Ion heating during magnetic reconnection with a guide field: a threshold for pickup behavior

The acceleration of ions during magnetic reconnetion with a guide field is explored with simulations and analytic analysis. Ions crossing into Alfv\'enic reconnection outflows can behave like pickup particles and gain an effective thermal velocity equal to the Alfv\'en speed. However, with a sufficiently strong ambient out-of-plane magnetic field, which is the relevant configuration for most laboratory experiments and astrophysical systems, the ions can become adiabatic and their heating is then dramatically reduced.

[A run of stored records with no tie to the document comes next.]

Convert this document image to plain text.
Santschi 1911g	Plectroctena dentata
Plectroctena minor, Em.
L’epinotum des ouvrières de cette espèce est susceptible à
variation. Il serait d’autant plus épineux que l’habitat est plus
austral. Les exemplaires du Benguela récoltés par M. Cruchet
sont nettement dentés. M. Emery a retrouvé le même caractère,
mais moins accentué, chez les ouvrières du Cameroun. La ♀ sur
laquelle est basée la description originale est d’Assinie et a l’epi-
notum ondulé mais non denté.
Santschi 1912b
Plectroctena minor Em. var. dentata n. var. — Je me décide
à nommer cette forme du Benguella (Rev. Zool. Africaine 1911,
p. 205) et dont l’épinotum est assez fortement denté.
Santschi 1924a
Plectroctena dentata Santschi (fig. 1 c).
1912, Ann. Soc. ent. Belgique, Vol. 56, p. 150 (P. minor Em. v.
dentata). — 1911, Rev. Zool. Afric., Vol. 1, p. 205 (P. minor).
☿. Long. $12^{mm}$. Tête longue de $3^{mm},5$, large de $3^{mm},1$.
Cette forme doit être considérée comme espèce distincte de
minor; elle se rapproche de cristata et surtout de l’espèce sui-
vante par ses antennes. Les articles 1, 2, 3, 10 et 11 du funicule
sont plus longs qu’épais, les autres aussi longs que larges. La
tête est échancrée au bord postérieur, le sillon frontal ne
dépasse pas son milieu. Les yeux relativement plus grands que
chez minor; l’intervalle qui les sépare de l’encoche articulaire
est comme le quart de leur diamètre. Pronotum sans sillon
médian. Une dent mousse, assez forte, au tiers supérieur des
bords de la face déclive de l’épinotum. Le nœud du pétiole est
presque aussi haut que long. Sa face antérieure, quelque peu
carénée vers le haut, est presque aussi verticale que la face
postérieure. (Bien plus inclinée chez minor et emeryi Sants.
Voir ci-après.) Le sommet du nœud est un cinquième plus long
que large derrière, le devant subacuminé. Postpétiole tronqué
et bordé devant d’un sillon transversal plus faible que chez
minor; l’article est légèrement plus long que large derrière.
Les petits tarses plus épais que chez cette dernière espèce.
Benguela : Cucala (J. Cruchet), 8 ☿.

The threshold for non-adiabatic behavior, where ions are strongly heated, becomes a condition on the ion mass-to-charge-ratio, $m_i/m_pZ_i>10\sqrt{\beta_{0x}/2}/\pi$, where $m_i$ and $Z_i$ are the ion mass and charge state, $m_p$ is the proton mass and $\beta_{0x}=8\pi nT/B_{0x}^2$ is the ratio of the plasma pressure to that of the reconnecting magnetic field $B_{0x}$. Thus, during reconnection high mass-to-charge particles gain energy more easily than protons. A simple model reveals that in the case of flares the abundances of high mass-to-charge ions are enhanced, which is consistent with observations. Implications for understanding ion heating during sawtooth events in the MST reversed field pinch are also discussed.